Firstborn of Creation

The Son is the image of the invisible God, the firstborn over all creation. Colossians 1:15 (NIV)

Spring was in the air when I wrote this piece. The sun was shining, the snow banks melting, and 5 degrees Celsius felt like mid summer after what had been a long cold winter. While typing this line the local Christian radio station, Life 100.3, was playing a song with the lyrics, “All things are possible!” It was a word in season. Looking up from my laptop I noticed the small buds on the tips of the skeletal branches of the maple tree in the back yard and gave thanks that it wouldn’t be long until the new life, yet lying dormant in the buds, would begin to unfurl.

New life: I was born on December 4, 1959. My existence began nine months earlier in my mother’s womb. Before that I didn’t exist – though the days ordained for me were written in God’s book before one of them came to be (cf. Psalm 139:16). My story, in respect of my birth, is straightforward. I was conceived, “was made in the secret place” (Psalm 139:15), and entered the world in London, England. The birth of Jesus Christ is similar, yet dissimilar to our births. He was born some two-thousand years ago in a stable in Bethlehem . . . and yet His existence pre-dated His conception.

When the One who was (and is) immortal became mortal, it presented some difficulties – like where and how do we start telling the Story? Maybe that’s why no two stories of Christ’s birth start in the same place. The Apostle Matthew starts his narrative with a genealogy; tracing the human family line of Jesus back to Abraham. The Apostle Mark kicks off with a prophecy from Isaiah about a messenger who prepares the way for the One who will come. Dr. Luke takes an historical approach, “In the time of Herod king of Judea . . .” (Luke 1:5). John the Beloved pushes back to a time before time when he says, “In the beginning was the Word, and the Word was with God, and the Word was God” (John 1:1). And then several lines on says, “The Word became flesh and made his dwelling among us” (John 1:14). And the Apostle Paul begins the story before the beginning, writing that Jesus is, “the firstborn over all creation” (Colossians 1:15).

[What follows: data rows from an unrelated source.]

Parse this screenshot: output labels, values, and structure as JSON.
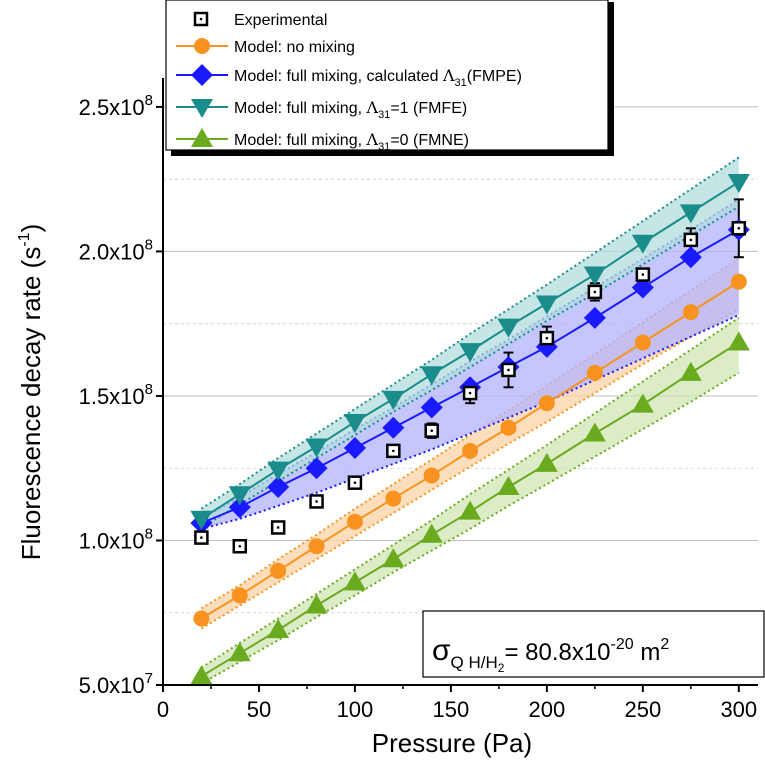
{
  "chart_data": {
    "type": "scatter",
    "xlabel": "Pressure (Pa)",
    "ylabel_main": "Fluorescence decay rate (s",
    "ylabel_sup": "-1",
    "ylabel_close": ")",
    "xlim": [
      0,
      310
    ],
    "ylim": [
      50000000.0,
      260000000.0
    ],
    "x_ticks": [
      0,
      50,
      100,
      150,
      200,
      250,
      300
    ],
    "x_tick_labels": [
      "0",
      "50",
      "100",
      "150",
      "200",
      "250",
      "300"
    ],
    "y_ticks": [
      50000000.0,
      100000000.0,
      150000000.0,
      200000000.0,
      250000000.0
    ],
    "y_tick_mantissa": [
      "5.0x10",
      "1.0x10",
      "1.5x10",
      "2.0x10",
      "2.5x10"
    ],
    "y_tick_exponent": [
      "7",
      "8",
      "8",
      "8",
      "8"
    ],
    "grid_major": true,
    "grid_minor": true,
    "legend_position": "top",
    "annotation": {
      "sigma": "σ",
      "subscript": "Q H/H",
      "subscript_2": "2",
      "equals": "= 80.8x10",
      "exponent": "-20",
      "unit": " m",
      "unit_exp": "2"
    },
    "series": [
      {
        "name": "Experimental",
        "legend_parts": [
          "Experimental"
        ],
        "marker": "square-open",
        "color": "#000000",
        "x": [
          20,
          40,
          60,
          80,
          100,
          120,
          140,
          160,
          180,
          200,
          225,
          250,
          275,
          300
        ],
        "y": [
          101000000.0,
          98000000.0,
          104500000.0,
          113500000.0,
          120000000.0,
          131000000.0,
          138000000.0,
          151000000.0,
          159000000.0,
          170000000.0,
          186000000.0,
          192000000.0,
          204000000.0,
          208000000.0
        ],
        "yerr": [
          1000000.0,
          500000.0,
          1000000.0,
          1500000.0,
          2000000.0,
          2000000.0,
          2500000.0,
          3500000.0,
          6000000.0,
          4000000.0,
          3000000.0,
          2000000.0,
          4000000.0,
          10000000.0
        ]
      },
      {
        "name": "Model: no mixing",
        "legend_parts": [
          "Model: no mixing"
        ],
        "marker": "circle",
        "color": "#f7931e",
        "band_color": "#fbd3a6",
        "band_line": "#f7931e",
        "x": [
          20,
          40,
          60,
          80,
          100,
          120,
          140,
          160,
          180,
          200,
          225,
          250,
          275,
          300
        ],
        "y": [
          73000000.0,
          81000000.0,
          89500000.0,
          98000000.0,
          106500000.0,
          114500000.0,
          122500000.0,
          131000000.0,
          139000000.0,
          147500000.0,
          158000000.0,
          168500000.0,
          179000000.0,
          189500000.0
        ],
        "band_low": [
          69500000.0,
          77500000.0,
          85500000.0,
          93500000.0,
          101500000.0,
          109500000.0,
          117500000.0,
          125500000.0,
          133500000.0,
          141000000.0,
          151000000.0,
          161000000.0,
          170500000.0,
          180000000.0
        ],
        "band_high": [
          76500000.0,
          84500000.0,
          93500000.0,
          102000000.0,
          111000000.0,
          119500000.0,
          128000000.0,
          136500000.0,
          145000000.0,
          153500000.0,
          164500000.0,
          175500000.0,
          186500000.0,
          197500000.0
        ]
      },
      {
        "name": "Model: full mixing, calculated Λ31(FMPE)",
        "legend_parts": [
          "Model: full mixing, calculated ",
          "Λ",
          "31",
          "(FMPE)"
        ],
        "marker": "diamond",
        "color": "#1a1aff",
        "band_color": "#b3b3ff",
        "band_line": "#1a1aff",
        "x": [
          20,
          40,
          60,
          80,
          100,
          120,
          140,
          160,
          180,
          200,
          225,
          250,
          275,
          300
        ],
        "y": [
          106000000.0,
          111500000.0,
          118500000.0,
          125000000.0,
          132000000.0,
          139000000.0,
          146000000.0,
          153000000.0,
          160000000.0,
          167000000.0,
          177000000.0,
          187500000.0,
          198000000.0,
          207500000.0
        ],
        "band_low": [
          104000000.0,
          107500000.0,
          112000000.0,
          116500000.0,
          121500000.0,
          126500000.0,
          131500000.0,
          137000000.0,
          142500000.0,
          148000000.0,
          155500000.0,
          163000000.0,
          170500000.0,
          178000000.0
        ],
        "band_high": [
          107500000.0,
          115000000.0,
          123000000.0,
          130500000.0,
          138500000.0,
          146000000.0,
          154000000.0,
          162000000.0,
          169500000.0,
          177500000.0,
          187500000.0,
          197500000.0,
          207500000.0,
          218000000.0
        ]
      },
      {
        "name": "Model: full mixing, Λ31=1 (FMFE)",
        "legend_parts": [
          "Model: full mixing, ",
          "Λ",
          "31",
          "=1 (FMFE)"
        ],
        "marker": "triangle-down",
        "color": "#1a8c8c",
        "band_color": "#b3dcdc",
        "band_line": "#1a8c8c",
        "x": [
          20,
          40,
          60,
          80,
          100,
          120,
          140,
          160,
          180,
          200,
          225,
          250,
          275,
          300
        ],
        "y": [
          107500000.0,
          116000000.0,
          124500000.0,
          132500000.0,
          141000000.0,
          149000000.0,
          157500000.0,
          165500000.0,
          174000000.0,
          182000000.0,
          192000000.0,
          203000000.0,
          213500000.0,
          224000000.0
        ],
        "band_low": [
          104500000.0,
          112500000.0,
          120500000.0,
          128500000.0,
          136500000.0,
          144500000.0,
          152000000.0,
          160000000.0,
          168000000.0,
          176000000.0,
          185500000.0,
          195500000.0,
          205500000.0,
          215500000.0
        ],
        "band_high": [
          111000000.0,
          119500000.0,
          128500000.0,
          137000000.0,
          145500000.0,
          154000000.0,
          162500000.0,
          171500000.0,
          180000000.0,
          188500000.0,
          199500000.0,
          210500000.0,
          221500000.0,
          232500000.0
        ]
      },
      {
        "name": "Model: full mixing, Λ31=0 (FMNE)",
        "legend_parts": [
          "Model: full mixing, ",
          "Λ",
          "31",
          "=0 (FMNE)"
        ],
        "marker": "triangle-up",
        "color": "#6aaa1e",
        "band_color": "#cfe5b3",
        "band_line": "#6aaa1e",
        "x": [
          20,
          40,
          60,
          80,
          100,
          120,
          140,
          160,
          180,
          200,
          225,
          250,
          275,
          300
        ],
        "y": [
          53000000.0,
          61000000.0,
          69000000.0,
          77500000.0,
          85500000.0,
          93500000.0,
          102000000.0,
          110000000.0,
          118500000.0,
          126500000.0,
          137000000.0,
          147000000.0,
          158000000.0,
          168500000.0
        ],
        "band_low": [
          50500000.0,
          58000000.0,
          65500000.0,
          73500000.0,
          81000000.0,
          89000000.0,
          96500000.0,
          104000000.0,
          112000000.0,
          119500000.0,
          129000000.0,
          138500000.0,
          148000000.0,
          158000000.0
        ],
        "band_high": [
          56000000.0,
          64500000.0,
          73000000.0,
          81500000.0,
          90000000.0,
          98500000.0,
          107000000.0,
          116000000.0,
          124500000.0,
          133000000.0,
          144000000.0,
          155000000.0,
          166000000.0,
          177000000.0
        ]
      }
    ]
  }
}
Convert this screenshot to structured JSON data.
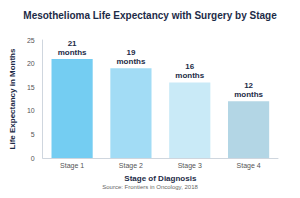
{
  "chart_data": {
    "type": "bar",
    "title": "Mesothelioma Life Expectancy with Surgery by Stage",
    "x_label": "Stage of Diagnosis",
    "y_label": "Life Expectancy in Months",
    "source": "Source: Frontiers in Oncology, 2018",
    "categories": [
      "Stage 1",
      "Stage 2",
      "Stage 3",
      "Stage 4"
    ],
    "values": [
      21,
      19,
      16,
      12
    ],
    "value_labels": [
      "21 months",
      "19 months",
      "16 months",
      "12 months"
    ],
    "colors": [
      "#74cdf2",
      "#a2dcf5",
      "#c9eaf7",
      "#b3d6e5"
    ],
    "ylim": [
      0,
      25
    ],
    "yticks": [
      0,
      5,
      10,
      15,
      20,
      25
    ],
    "grid": false,
    "data_labels": true
  }
}
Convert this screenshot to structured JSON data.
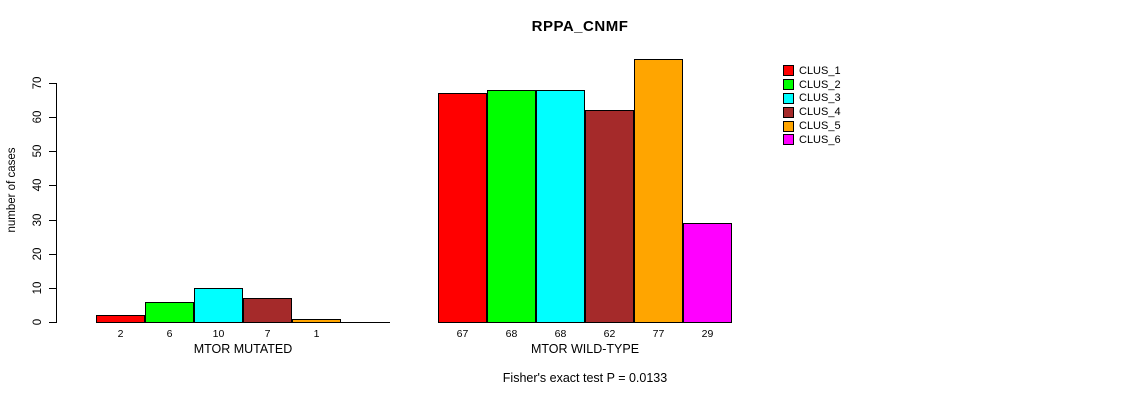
{
  "chart_data": {
    "type": "bar",
    "title": "RPPA_CNMF",
    "ylabel": "number of cases",
    "ylim": [
      0,
      70
    ],
    "yticks": [
      0,
      10,
      20,
      30,
      40,
      50,
      60,
      70
    ],
    "grid": false,
    "legend_position": "right-outside",
    "series": [
      {
        "name": "CLUS_1",
        "color": "#FF0000"
      },
      {
        "name": "CLUS_2",
        "color": "#00FF00"
      },
      {
        "name": "CLUS_3",
        "color": "#00FFFF"
      },
      {
        "name": "CLUS_4",
        "color": "#A52A2A"
      },
      {
        "name": "CLUS_5",
        "color": "#FFA500"
      },
      {
        "name": "CLUS_6",
        "color": "#FF00FF"
      }
    ],
    "groups": [
      {
        "label": "MTOR MUTATED",
        "values": [
          2,
          6,
          10,
          7,
          1,
          0
        ]
      },
      {
        "label": "MTOR WILD-TYPE",
        "values": [
          67,
          68,
          68,
          62,
          77,
          29
        ]
      }
    ],
    "annotation": "Fisher's exact test P = 0.0133"
  }
}
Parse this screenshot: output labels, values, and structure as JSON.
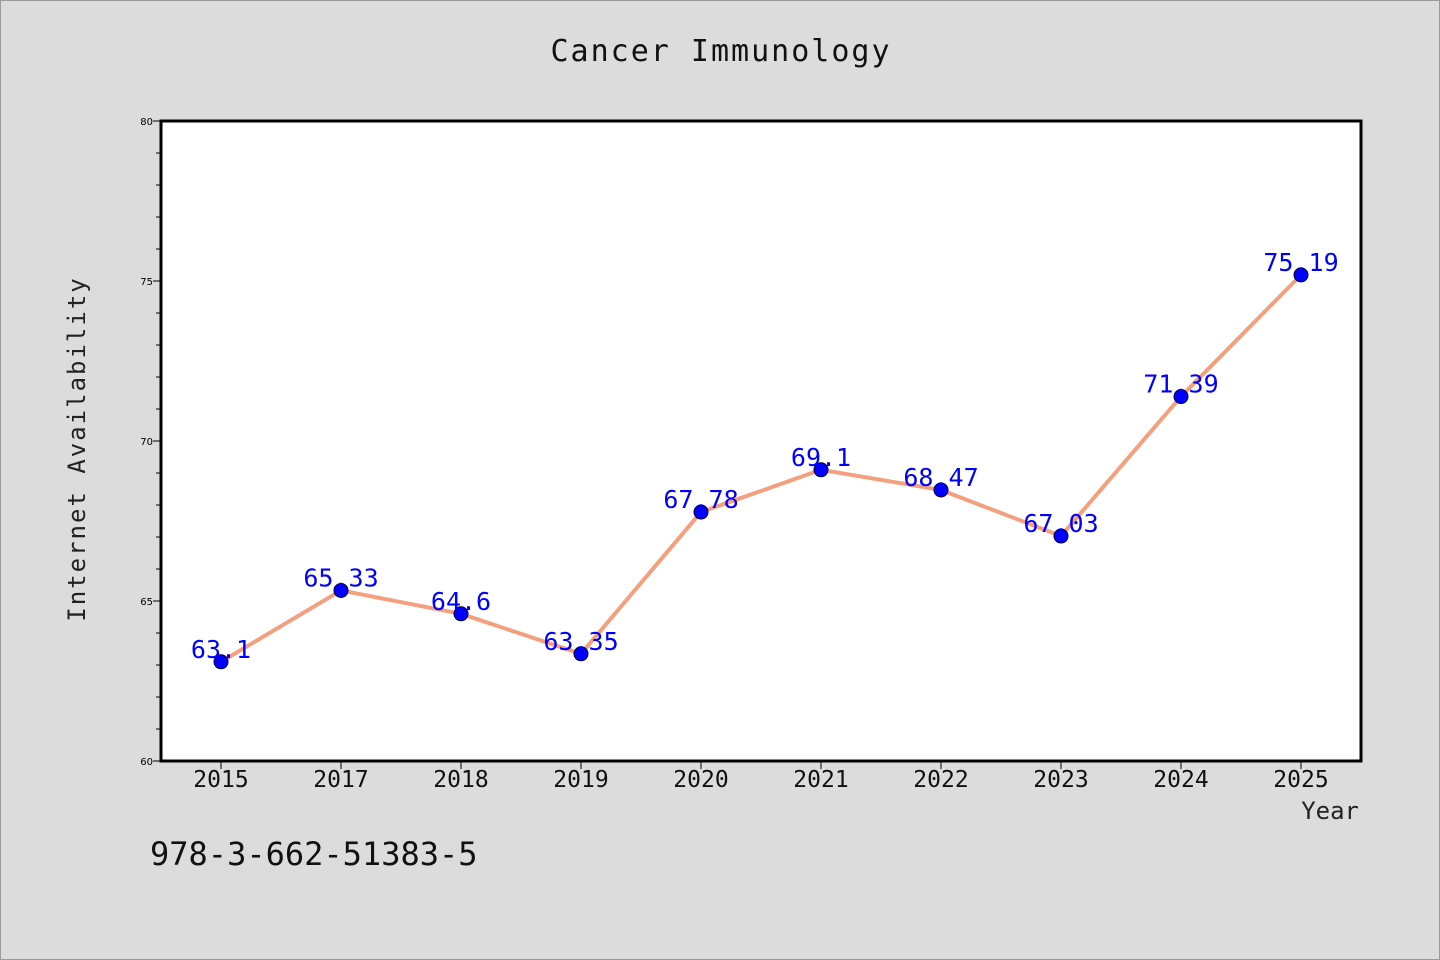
{
  "chart_data": {
    "type": "line",
    "title": "Cancer Immunology",
    "xlabel": "Year",
    "ylabel": "Internet Availability",
    "categories": [
      "2015",
      "2017",
      "2018",
      "2019",
      "2020",
      "2021",
      "2022",
      "2023",
      "2024",
      "2025"
    ],
    "series": [
      {
        "values": [
          63.1,
          65.33,
          64.6,
          63.35,
          67.78,
          69.1,
          68.47,
          67.03,
          71.39,
          75.19
        ],
        "labels": [
          "63.1",
          "65.33",
          "64.6",
          "63.35",
          "67.78",
          "69.1",
          "68.47",
          "67.03",
          "71.39",
          "75.19"
        ],
        "line_color": "#f4a07e",
        "marker_color": "#0000ff",
        "label_color": "#0000ff"
      }
    ],
    "ylim": [
      60,
      80
    ],
    "yticks": [
      "60",
      "65",
      "70",
      "75",
      "80"
    ],
    "grid": false,
    "legend": "none"
  },
  "footer": {
    "code": "978-3-662-51383-5"
  },
  "colors": {
    "background": "#dcdcdc",
    "plot_background": "#ffffff",
    "axis": "#000000"
  }
}
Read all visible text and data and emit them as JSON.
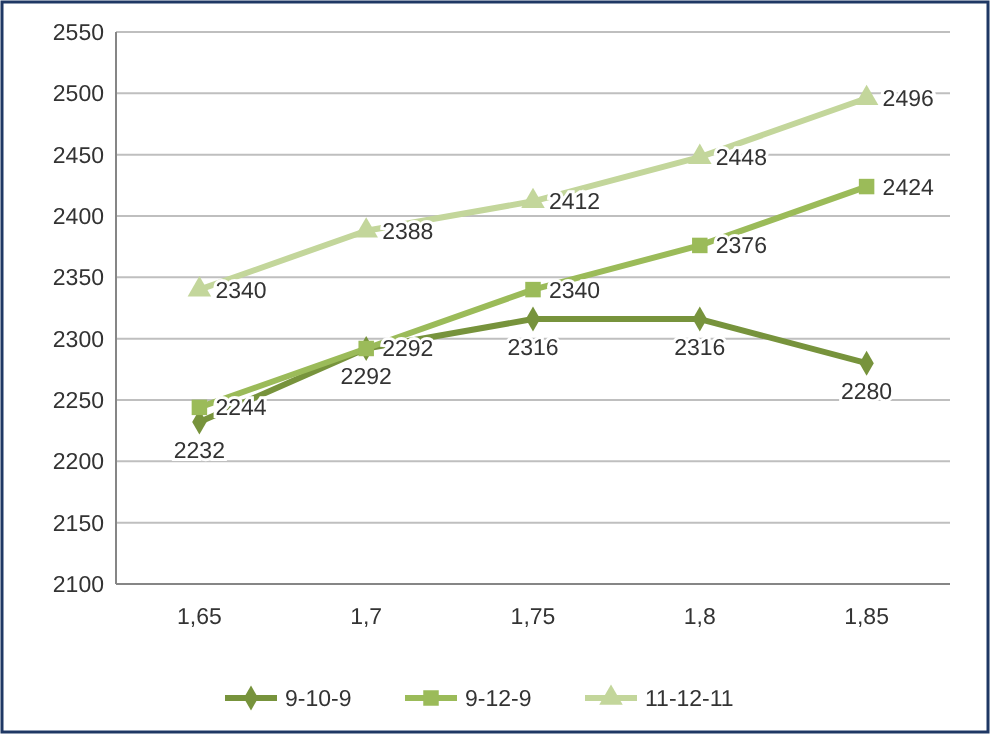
{
  "chart_data": {
    "type": "line",
    "categories": [
      "1,65",
      "1,7",
      "1,75",
      "1,8",
      "1,85"
    ],
    "series": [
      {
        "name": "9-10-9",
        "color": "#77933c",
        "marker": "diamond",
        "values": [
          2232,
          2292,
          2316,
          2316,
          2280
        ]
      },
      {
        "name": "9-12-9",
        "color": "#9bbb59",
        "marker": "square",
        "values": [
          2244,
          2292,
          2340,
          2376,
          2424
        ]
      },
      {
        "name": "11-12-11",
        "color": "#c3d69b",
        "marker": "triangle",
        "values": [
          2340,
          2388,
          2412,
          2448,
          2496
        ]
      }
    ],
    "ylim": [
      2100,
      2550
    ],
    "yticks": [
      2100,
      2150,
      2200,
      2250,
      2300,
      2350,
      2400,
      2450,
      2500,
      2550
    ],
    "grid": "y",
    "legend": "bottom",
    "data_labels": true,
    "line_style": "solid"
  }
}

If you wanted the Story to be delineated with a start and a close, it isn’t. God doesn’t fit into our boxes, not in any way, and no less so in respect of the birth of Jesus Christ. He was born before He was born, and before that He was! And I think that’s fantastic. The mystery surrounding the birth of Christ, the fact that it’s something bigger and more complex than your birth or mine, makes it extra special. In fact the struggle we have in knowing where to start telling His Story, is good reason to rejoice. After all, it points to the fact that there’s nothing regular about the birth of Christ. It’s extraordinary and supernatural. And because it is, because it’s both like and unlike our stories – because it’s God’s Story – we rejoice!